Le cinéaste Philippe Lacôte a choisi pour cadre la MACA (Maison d’arrêt et de correction d’Abidjan), décrite par un des personnages comme « la seule prison du monde dirigée par un détenu », en l’occurrence Barbe-Noire. Qui sent sa mort approcher et désigne un jeune détenu, Roman, pour raconter un conte jusqu’au bout de la nuit illuminée par une lune rousse.

Roman, incarné par Koné Bakary dont c’est le premier rôle sur grand écran, choisit de conter la vie tragique de Zama King, leader de la bande criminelle des Microbes.

« Zama, c’est un personnage réel, un chef de gang qui a existé à Abidjan et été lynché après avoir commis de nombreux crimes », confie Philippe Lacôte, dont le précédent long métrage Run a été sélectionné en 2014 à Cannes à Un certain regard.

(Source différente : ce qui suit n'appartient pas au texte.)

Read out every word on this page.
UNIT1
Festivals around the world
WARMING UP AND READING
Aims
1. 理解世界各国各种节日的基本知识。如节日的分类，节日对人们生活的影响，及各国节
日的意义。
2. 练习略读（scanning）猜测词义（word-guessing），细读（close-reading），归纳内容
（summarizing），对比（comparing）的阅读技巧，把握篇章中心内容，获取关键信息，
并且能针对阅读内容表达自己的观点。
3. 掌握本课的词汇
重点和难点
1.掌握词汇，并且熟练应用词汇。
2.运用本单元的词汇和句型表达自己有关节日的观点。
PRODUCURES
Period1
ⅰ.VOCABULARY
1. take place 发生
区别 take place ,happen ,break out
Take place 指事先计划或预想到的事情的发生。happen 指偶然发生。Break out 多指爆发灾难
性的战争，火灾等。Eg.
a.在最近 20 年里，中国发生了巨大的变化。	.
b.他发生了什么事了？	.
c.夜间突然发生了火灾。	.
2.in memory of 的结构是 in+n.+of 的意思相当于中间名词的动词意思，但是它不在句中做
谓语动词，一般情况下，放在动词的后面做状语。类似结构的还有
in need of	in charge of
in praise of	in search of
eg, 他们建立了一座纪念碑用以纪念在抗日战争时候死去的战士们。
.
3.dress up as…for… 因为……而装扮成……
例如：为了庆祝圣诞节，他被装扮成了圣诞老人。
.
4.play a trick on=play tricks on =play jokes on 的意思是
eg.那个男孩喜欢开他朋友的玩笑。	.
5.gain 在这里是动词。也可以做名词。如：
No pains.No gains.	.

« Les microbes, ce sont ces gangs de jeunes âgés de 8 à 18 ans qui sèment la violence dans les quartiers populaires d’Abidjan en attaquant à la machette et au couteau [...] Aujourd’hui, ils sont utilisés par le pouvoir en place comme milice pour mater les oppositions », explique-t-il dans un entretien avec l’AFP sur le Lido de Venise.

Mais attention, La nuit des Rois n’est pas un documentaire : la danse et les chants des chœurs de détenus, les sauts dans l’histoire de royaumes africains imaginaires, ou encore la magie de l’univers griot sont invités tour à tour par le réalisateur pour transporter le spectateur dans un tourbillon universel et poétique.

« Jeunesse instrumentalisée »

La violence est aussi omniprésente dans cet univers carcéral de la MACA que Philippe Lacôte, qui a grandi à Abidjan, connaît « depuis longtemps et qui fait partie de (son) imaginaire ». « C’est une prison où j’allais quand j’étais gamin parce que ma mère y était incarcérée pour des raisons politiques. J’ai aussi eu des amis de mon quartier dans cette prison et certains y sont morts ».

Avec ce film présenté à Venise dans la section parallèle Orizzonti (Horizons), le cinéaste ivoirien veut « montrer cette jeunesse prise dans un étau politique ». « La Côte d’Ivoire depuis (l’arrivée au pouvoir du père de l’Indépendance, le président Félix) Houphouët-Boigny est un pays qui est “surpolitisé”, avec des guerres de succession qui ressemblent à celle qu’il y a dans la MACA et qui ne s’arrêtent jamais ».

« On a beaucoup de leaders qui convoitent le pouvoir, qui sont liés à des groupes ethniques, donc c’est quelque chose de difficile à démêler », observe Philippe Lacôte, auteur en 2008 du documentaire Chroniques de guerre en Côte d’Ivoire.

Des images d’actualités, comme celles de l’arrestation de l’ancien président Laurent Gbagbo, viennent d’ailleurs s’incruster dans La nuit des Rois, comme un pont entre le monde confiné de la prison, allégorie des rapports de pouvoir, et la vie du dehors, son triste reflet.

Face à la situation politique confuse dans son pays, où une élection présidentielle se tiendra le 31 octobre, le cinéaste note qu’« aujourd’hui c’est la jeunesse qui est instrumentalisée dans ce conflit ».